The expanded polyQ tract promotes a change in the protein’s shape, causing it to misfold and become structurally unstable. The misfolded protein, known as mutant huntingtin (mHTT), gains a harmful property that disrupts normal cellular processes. This “gain of toxic function” is the primary mechanism of cellular damage, causing the mutant protein to self-associate and aggregate into insoluble clumps. These aggregates, sometimes called inclusion bodies, are found in the cytoplasm and within the neuron’s nucleus.
The presence of mHTT also actively interferes with the function of the healthy wild-type HTT. The mutant protein sequesters many of the crucial binding partners that the normal protein needs to carry out its protective and transport roles. For example, mHTT disrupts axonal transport by competing for binding sites on motor proteins. Furthermore, mHTT is susceptible to abnormal proteolytic cleavage by enzymes like calpain, which generates highly toxic N-terminal fragments. These fragments readily translocate into the nucleus, where they interfere with gene transcription and ultimately lead to cellular dysfunction.
Therapeutic Strategies Targeting HTT
Therapies are being developed to address the presence of the mutant huntingtin protein. The most advanced strategy involves “huntingtin lowering,” which aims to reduce the production of the toxic protein within the cells. This approach leverages gene-silencing techniques to interfere with protein synthesis. One prominent method uses antisense oligonucleotides (ASOs), which are short, synthetic strands of DNA or RNA.
ASOs are designed to be complementary to the messenger RNA (mRNA) transcript of the HTT gene. Once an ASO binds to the HTT mRNA, it flags the transcript for degradation by cellular enzymes. These compounds are typically administered via intrathecal injection into the fluid surrounding the spinal cord to reach the brain. While initial ASO compounds have been non-selective, lowering both the normal and mutant forms of HTT, there is a strong focus on developing allele-specific ASOs that target only the mutant transcript.

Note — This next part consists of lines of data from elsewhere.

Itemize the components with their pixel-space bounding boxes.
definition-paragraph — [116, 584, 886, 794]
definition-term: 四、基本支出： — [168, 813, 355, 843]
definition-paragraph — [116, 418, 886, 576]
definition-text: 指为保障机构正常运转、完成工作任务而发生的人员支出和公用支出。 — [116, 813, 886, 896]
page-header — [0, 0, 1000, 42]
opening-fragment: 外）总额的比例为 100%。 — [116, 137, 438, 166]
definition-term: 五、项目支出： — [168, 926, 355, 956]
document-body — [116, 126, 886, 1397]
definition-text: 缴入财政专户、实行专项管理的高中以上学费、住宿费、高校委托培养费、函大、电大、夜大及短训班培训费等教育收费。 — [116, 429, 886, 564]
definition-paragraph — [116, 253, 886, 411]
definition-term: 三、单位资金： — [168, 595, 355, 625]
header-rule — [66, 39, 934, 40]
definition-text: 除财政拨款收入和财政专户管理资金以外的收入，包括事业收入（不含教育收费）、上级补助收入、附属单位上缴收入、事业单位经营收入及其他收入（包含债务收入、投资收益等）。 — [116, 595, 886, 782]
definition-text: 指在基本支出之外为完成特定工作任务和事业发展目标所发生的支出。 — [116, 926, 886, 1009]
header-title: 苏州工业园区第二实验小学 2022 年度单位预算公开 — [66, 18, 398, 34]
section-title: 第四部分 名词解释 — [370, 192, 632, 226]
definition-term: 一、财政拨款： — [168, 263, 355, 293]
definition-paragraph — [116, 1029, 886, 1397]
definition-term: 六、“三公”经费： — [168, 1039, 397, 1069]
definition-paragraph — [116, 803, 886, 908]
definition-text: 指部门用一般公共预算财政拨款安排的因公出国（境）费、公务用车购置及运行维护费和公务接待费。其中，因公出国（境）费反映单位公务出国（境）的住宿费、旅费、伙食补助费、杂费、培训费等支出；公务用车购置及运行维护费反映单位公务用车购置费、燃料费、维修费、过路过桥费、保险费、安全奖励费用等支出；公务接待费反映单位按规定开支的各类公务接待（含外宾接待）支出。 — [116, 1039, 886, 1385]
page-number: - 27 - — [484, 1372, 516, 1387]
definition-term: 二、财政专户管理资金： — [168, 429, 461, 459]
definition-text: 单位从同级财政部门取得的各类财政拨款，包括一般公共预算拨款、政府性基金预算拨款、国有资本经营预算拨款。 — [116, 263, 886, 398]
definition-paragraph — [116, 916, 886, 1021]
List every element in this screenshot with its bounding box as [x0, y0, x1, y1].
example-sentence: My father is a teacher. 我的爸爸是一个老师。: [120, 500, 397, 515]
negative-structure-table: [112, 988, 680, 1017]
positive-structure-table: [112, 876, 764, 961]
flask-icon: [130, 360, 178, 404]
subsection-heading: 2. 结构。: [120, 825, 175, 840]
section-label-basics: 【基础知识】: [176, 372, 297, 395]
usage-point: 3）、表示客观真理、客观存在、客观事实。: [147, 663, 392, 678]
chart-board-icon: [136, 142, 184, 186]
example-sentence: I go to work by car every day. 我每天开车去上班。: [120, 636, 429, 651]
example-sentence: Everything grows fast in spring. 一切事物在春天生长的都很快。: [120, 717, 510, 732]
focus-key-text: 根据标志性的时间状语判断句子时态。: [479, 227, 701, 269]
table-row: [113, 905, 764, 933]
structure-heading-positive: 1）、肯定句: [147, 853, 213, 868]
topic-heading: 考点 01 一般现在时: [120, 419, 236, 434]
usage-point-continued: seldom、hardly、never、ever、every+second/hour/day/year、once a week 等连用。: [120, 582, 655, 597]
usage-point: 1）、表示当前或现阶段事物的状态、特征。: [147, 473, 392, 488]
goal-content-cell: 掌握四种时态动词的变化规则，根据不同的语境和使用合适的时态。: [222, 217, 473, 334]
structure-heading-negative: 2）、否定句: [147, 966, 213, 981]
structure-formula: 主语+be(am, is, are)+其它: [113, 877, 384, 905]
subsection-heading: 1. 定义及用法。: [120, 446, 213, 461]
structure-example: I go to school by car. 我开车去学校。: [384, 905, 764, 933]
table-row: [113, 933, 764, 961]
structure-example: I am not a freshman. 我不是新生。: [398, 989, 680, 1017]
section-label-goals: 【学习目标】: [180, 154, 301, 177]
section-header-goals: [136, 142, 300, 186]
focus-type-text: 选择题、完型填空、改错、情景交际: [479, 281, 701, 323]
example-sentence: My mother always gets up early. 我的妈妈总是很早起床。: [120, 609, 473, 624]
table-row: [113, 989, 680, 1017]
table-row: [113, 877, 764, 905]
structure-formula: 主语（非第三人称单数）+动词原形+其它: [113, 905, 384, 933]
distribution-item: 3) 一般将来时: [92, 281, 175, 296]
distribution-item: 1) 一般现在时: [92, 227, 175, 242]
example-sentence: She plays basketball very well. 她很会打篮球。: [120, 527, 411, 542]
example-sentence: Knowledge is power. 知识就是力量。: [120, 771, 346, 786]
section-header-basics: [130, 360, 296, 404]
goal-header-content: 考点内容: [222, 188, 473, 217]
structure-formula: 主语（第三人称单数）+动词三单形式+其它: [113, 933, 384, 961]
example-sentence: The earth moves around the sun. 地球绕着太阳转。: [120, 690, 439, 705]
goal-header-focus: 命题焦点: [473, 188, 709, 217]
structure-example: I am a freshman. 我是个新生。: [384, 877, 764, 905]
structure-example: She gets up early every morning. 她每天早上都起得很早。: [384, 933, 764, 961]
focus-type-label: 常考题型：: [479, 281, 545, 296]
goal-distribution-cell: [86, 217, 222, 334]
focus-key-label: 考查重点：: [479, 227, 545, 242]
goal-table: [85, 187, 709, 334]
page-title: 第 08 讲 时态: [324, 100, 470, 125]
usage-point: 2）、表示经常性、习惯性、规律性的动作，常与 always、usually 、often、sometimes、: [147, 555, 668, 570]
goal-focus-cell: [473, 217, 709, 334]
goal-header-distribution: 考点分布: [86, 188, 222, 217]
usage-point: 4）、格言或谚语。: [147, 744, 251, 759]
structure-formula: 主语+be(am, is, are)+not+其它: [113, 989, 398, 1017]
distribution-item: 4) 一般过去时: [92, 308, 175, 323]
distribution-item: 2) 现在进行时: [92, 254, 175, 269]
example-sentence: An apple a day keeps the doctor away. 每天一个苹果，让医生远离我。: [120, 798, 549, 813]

Small molecule drugs and gene therapy approaches are also being investigated. Small molecules are being explored to enhance the cell’s clearance mechanisms, such as promoting autophagy to accelerate the degradation of already-formed mHTT aggregates. Gene therapy techniques use viral vectors to deliver genetic material, introducing instructions for silencing the HTT gene. These diverse strategies share the goal of mitigating the toxic gain-of-function caused by the expanded polyglutamine tract, offering a path toward disease modification.